Sustentados na oração, deixo algumas pistas de atuação:

   – Perdoar;

   – Reconhecer que somos muito frágeis, incompletos, imperfeitos (o que exige conversão permanente);

   – Aceitar o outro tal como é (um ser bem diferente de mim!);

   – Aceitar o sacrifício, as adversidades, como caminho de felicidade;

   – Investir, em casal, no diálogo, na aceitação mútua, na fidelidade, na capacidade de sacrifício, na abertura aos outros, na educação responsável dos filhos;

   – Dar testemunho de alegria e entusiasmo no meio das dificuldades…

 

 

  1. 7.   O que fazer a nível pastoral/comunitário

   – Ajudar os outros casais e as famílias em crise;

   – Organizar a pastoral familiar;

   – Cuidar da preparação dos noivos para o matrimónio, do acompanhamento dos casais novos, do acolhimento aos novos residentes, do apoio às famílias em situação (particularmente) difícil, do acolhimento às famílias em situações irregulares (que exigem muita compreensão da Igreja);

   – Ajudar a promover políticas públicas a favor da família, em diálogo com o Estado e as entidades públicas.

 

 

  1. 8.   Por fim, nunca esquecer que …

… «O amor é paciente, o amor é prestável, não é invejoso, não é arrogante nem orgulhoso, nada faz de inconveniente, não procura o seu o próprio interesse, não se irrita nem guarda ressentimento. Não se alegra com a injustiça, mas rejubila com a verdade. Tudo desculpa, tudo crê, tudo espera, tudo suporta» (cf. 1Cor 13, 4-7).
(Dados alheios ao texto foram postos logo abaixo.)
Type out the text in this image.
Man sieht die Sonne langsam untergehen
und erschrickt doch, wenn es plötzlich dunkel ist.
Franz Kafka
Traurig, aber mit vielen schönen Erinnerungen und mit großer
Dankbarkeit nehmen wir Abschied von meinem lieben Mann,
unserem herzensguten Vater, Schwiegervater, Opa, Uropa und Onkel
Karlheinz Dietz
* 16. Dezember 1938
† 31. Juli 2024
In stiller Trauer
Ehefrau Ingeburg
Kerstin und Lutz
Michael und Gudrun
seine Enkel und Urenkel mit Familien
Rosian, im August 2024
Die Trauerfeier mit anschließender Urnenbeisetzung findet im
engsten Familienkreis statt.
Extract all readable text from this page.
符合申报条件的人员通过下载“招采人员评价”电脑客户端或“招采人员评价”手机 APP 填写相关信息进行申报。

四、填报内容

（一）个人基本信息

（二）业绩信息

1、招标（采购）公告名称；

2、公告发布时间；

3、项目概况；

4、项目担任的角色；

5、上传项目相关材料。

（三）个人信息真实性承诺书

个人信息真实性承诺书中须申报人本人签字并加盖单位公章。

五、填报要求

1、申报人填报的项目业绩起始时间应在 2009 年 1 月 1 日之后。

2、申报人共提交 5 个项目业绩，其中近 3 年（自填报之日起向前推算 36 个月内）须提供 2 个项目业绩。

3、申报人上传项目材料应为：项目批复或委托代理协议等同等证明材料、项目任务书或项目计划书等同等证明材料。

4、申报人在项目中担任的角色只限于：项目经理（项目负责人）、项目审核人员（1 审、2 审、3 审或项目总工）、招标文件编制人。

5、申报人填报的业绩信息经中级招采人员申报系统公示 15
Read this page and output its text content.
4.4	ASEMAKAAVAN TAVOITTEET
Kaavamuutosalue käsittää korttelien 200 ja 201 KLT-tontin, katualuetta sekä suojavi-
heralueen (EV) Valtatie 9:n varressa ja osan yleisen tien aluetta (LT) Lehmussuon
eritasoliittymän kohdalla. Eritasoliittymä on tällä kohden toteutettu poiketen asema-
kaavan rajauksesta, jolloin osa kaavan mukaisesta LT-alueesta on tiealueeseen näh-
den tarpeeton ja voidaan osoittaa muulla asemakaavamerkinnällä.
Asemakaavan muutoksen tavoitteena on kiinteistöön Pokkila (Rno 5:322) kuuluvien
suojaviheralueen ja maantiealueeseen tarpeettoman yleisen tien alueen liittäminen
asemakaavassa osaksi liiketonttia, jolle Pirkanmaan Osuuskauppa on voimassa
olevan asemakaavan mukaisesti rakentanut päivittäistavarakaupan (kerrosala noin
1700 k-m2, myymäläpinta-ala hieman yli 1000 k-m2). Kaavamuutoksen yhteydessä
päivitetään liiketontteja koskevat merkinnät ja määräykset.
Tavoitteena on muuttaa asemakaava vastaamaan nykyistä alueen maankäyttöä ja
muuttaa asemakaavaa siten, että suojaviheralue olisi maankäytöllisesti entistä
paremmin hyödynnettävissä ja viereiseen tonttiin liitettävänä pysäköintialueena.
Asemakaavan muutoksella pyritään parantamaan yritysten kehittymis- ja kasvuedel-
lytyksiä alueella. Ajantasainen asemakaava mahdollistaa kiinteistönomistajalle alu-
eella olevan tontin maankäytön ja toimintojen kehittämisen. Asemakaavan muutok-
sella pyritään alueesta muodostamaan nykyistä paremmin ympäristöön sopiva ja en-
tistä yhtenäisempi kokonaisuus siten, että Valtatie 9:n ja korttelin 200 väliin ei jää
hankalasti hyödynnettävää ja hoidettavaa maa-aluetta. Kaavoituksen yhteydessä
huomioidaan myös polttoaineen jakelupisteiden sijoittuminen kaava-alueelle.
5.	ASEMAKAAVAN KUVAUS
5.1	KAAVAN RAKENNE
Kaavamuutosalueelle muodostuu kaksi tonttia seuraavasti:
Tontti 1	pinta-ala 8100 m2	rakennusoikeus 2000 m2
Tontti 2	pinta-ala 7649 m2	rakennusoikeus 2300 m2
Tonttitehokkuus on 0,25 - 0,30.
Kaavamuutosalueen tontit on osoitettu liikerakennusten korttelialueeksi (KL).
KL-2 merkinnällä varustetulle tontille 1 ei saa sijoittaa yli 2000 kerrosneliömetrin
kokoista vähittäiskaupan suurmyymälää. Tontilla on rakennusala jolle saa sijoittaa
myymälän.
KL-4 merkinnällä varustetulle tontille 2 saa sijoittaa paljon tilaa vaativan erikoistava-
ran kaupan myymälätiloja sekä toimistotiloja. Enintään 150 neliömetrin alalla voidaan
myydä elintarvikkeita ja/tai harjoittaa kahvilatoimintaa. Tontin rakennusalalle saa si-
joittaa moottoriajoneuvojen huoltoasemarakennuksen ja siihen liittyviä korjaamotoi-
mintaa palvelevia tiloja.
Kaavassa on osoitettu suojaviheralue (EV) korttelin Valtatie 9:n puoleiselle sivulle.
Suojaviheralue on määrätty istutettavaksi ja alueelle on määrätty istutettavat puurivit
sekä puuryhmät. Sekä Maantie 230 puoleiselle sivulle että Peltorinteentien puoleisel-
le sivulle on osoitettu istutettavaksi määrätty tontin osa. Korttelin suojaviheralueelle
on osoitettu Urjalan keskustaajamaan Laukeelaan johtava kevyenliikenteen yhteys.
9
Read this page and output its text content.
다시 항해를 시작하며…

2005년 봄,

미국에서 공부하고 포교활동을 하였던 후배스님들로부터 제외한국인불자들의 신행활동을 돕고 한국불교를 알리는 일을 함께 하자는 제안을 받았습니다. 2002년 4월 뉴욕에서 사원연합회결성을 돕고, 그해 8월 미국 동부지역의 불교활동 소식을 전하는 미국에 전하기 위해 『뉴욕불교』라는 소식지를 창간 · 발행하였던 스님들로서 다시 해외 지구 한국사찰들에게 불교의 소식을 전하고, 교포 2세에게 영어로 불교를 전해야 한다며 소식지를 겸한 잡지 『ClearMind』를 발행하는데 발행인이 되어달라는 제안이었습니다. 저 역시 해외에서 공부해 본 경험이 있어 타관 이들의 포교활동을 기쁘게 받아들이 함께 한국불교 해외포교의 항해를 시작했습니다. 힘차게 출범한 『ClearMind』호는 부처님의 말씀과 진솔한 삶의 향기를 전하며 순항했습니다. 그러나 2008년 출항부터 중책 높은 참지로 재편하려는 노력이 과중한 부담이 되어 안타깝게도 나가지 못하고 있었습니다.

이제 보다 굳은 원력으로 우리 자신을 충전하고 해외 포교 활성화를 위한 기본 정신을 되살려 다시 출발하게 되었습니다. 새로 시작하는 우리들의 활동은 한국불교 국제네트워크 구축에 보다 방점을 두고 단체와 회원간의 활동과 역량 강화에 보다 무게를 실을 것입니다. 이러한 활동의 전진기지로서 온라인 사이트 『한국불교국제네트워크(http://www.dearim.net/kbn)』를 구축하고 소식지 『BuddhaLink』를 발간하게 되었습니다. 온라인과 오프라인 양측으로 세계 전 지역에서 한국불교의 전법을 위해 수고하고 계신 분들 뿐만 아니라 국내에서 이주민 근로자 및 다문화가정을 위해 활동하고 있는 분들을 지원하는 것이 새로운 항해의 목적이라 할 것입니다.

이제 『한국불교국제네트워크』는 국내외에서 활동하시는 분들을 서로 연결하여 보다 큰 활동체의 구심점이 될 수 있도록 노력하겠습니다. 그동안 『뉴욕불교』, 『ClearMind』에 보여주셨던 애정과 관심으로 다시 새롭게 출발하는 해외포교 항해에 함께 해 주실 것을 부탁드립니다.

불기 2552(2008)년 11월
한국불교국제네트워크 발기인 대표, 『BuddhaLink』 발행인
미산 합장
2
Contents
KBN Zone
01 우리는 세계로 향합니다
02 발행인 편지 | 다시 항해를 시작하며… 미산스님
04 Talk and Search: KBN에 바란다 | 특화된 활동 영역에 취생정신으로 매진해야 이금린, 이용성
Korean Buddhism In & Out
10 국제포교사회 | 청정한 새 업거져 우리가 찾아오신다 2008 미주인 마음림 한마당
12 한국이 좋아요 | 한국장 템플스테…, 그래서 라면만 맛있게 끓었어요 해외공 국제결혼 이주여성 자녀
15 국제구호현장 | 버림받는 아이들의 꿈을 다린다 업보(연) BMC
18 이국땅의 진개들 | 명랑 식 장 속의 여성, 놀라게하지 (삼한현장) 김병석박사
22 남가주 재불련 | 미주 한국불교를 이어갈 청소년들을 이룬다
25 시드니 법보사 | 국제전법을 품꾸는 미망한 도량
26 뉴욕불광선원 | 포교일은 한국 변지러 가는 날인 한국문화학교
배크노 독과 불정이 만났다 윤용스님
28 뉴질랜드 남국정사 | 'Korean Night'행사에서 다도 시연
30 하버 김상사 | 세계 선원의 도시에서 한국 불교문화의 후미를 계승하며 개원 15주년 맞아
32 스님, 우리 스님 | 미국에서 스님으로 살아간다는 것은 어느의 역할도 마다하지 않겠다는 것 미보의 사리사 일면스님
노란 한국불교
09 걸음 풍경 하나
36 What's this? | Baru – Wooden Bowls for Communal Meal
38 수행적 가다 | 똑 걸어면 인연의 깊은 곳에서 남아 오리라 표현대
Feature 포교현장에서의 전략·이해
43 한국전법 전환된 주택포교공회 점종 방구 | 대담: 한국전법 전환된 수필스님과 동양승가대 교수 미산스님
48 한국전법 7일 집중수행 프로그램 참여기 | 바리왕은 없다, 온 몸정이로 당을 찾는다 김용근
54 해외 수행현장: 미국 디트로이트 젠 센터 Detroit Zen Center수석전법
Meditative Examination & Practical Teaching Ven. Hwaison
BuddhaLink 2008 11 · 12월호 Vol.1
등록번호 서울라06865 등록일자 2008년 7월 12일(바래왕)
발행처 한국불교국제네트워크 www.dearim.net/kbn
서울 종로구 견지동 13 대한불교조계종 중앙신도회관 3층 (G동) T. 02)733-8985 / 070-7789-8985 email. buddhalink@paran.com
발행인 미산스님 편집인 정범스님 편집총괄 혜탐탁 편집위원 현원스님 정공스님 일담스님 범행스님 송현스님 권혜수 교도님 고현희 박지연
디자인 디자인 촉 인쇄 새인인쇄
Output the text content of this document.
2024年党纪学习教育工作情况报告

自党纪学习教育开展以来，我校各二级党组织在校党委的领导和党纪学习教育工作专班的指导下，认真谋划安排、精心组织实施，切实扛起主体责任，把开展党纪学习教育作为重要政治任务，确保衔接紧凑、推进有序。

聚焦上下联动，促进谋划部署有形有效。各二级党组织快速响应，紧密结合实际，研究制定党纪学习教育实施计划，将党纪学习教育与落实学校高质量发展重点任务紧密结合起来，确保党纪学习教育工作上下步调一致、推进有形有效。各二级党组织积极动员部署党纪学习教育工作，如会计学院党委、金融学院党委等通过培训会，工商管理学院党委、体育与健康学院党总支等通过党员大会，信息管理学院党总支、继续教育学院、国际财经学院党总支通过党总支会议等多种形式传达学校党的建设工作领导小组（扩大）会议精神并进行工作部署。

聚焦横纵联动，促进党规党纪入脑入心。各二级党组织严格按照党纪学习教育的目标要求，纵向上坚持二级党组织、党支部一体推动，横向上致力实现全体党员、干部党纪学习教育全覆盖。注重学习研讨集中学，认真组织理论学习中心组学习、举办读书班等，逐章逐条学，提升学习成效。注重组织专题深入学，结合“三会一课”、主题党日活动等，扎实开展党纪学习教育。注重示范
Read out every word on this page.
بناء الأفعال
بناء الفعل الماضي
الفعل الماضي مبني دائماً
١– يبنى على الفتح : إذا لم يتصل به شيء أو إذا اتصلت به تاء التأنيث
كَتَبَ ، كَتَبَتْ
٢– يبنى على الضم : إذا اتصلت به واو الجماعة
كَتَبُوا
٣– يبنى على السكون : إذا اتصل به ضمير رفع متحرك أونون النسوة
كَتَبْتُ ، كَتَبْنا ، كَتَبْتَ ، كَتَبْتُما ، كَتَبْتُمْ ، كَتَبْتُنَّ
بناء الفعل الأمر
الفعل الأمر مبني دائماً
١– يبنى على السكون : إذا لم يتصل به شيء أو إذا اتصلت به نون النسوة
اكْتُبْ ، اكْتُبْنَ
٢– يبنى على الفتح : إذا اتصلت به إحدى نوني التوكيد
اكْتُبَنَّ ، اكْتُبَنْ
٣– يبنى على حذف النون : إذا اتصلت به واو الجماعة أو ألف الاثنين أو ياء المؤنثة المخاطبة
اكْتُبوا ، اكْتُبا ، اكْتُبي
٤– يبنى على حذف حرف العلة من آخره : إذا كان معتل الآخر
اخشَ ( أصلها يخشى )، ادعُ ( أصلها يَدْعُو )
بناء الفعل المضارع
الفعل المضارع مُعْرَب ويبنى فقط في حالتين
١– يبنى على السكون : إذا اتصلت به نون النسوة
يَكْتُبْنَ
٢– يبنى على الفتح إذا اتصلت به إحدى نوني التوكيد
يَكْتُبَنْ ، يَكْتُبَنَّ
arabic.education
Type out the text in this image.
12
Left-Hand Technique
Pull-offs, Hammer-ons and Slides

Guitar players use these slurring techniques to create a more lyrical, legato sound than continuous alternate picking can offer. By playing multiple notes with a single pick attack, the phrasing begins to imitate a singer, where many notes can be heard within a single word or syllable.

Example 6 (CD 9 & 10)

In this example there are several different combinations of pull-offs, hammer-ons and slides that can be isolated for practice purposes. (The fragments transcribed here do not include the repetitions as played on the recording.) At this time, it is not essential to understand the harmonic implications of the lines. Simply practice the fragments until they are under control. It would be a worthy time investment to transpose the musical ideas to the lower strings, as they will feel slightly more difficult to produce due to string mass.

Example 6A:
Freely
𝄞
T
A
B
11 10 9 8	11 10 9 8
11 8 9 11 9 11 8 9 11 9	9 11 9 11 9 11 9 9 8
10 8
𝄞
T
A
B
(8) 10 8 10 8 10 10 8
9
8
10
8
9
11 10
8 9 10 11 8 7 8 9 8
   (E também nunca esquecer de dizer “Obrigado”, “Por favor” e “Desculpe”).

 

Textos de referência:

Díblia

GS – ConstituiçãoPastoral Gaudium et Spes.

FC – Exortação Apostólica Familiaris Consortio (João Paulo II, 1981).

EG – Exortação Apostólica Evangelii Gaudium (Papa Francisco, 2013).

IL – Instrumentum Laboris, Os desafios pastorais da família no contexto da evangelização (Vaticano, 2014).

Paulo VI, Discurso em Nazaré, 5/1/1964.

Bento Bento XVI, Mensagem para a celebração do XIV Dia mundial da paz, 1/1/2012.

Papa Francisco, Discurso de 24/2/2014.

CEP – Família, esperança da Igreja e do mundo (FEIM). Carta Pastoral de 31/5/2004.

D. António Marto, Carta Pastoral “A beleza e a alegria de viver em família”, de 8/9/2013.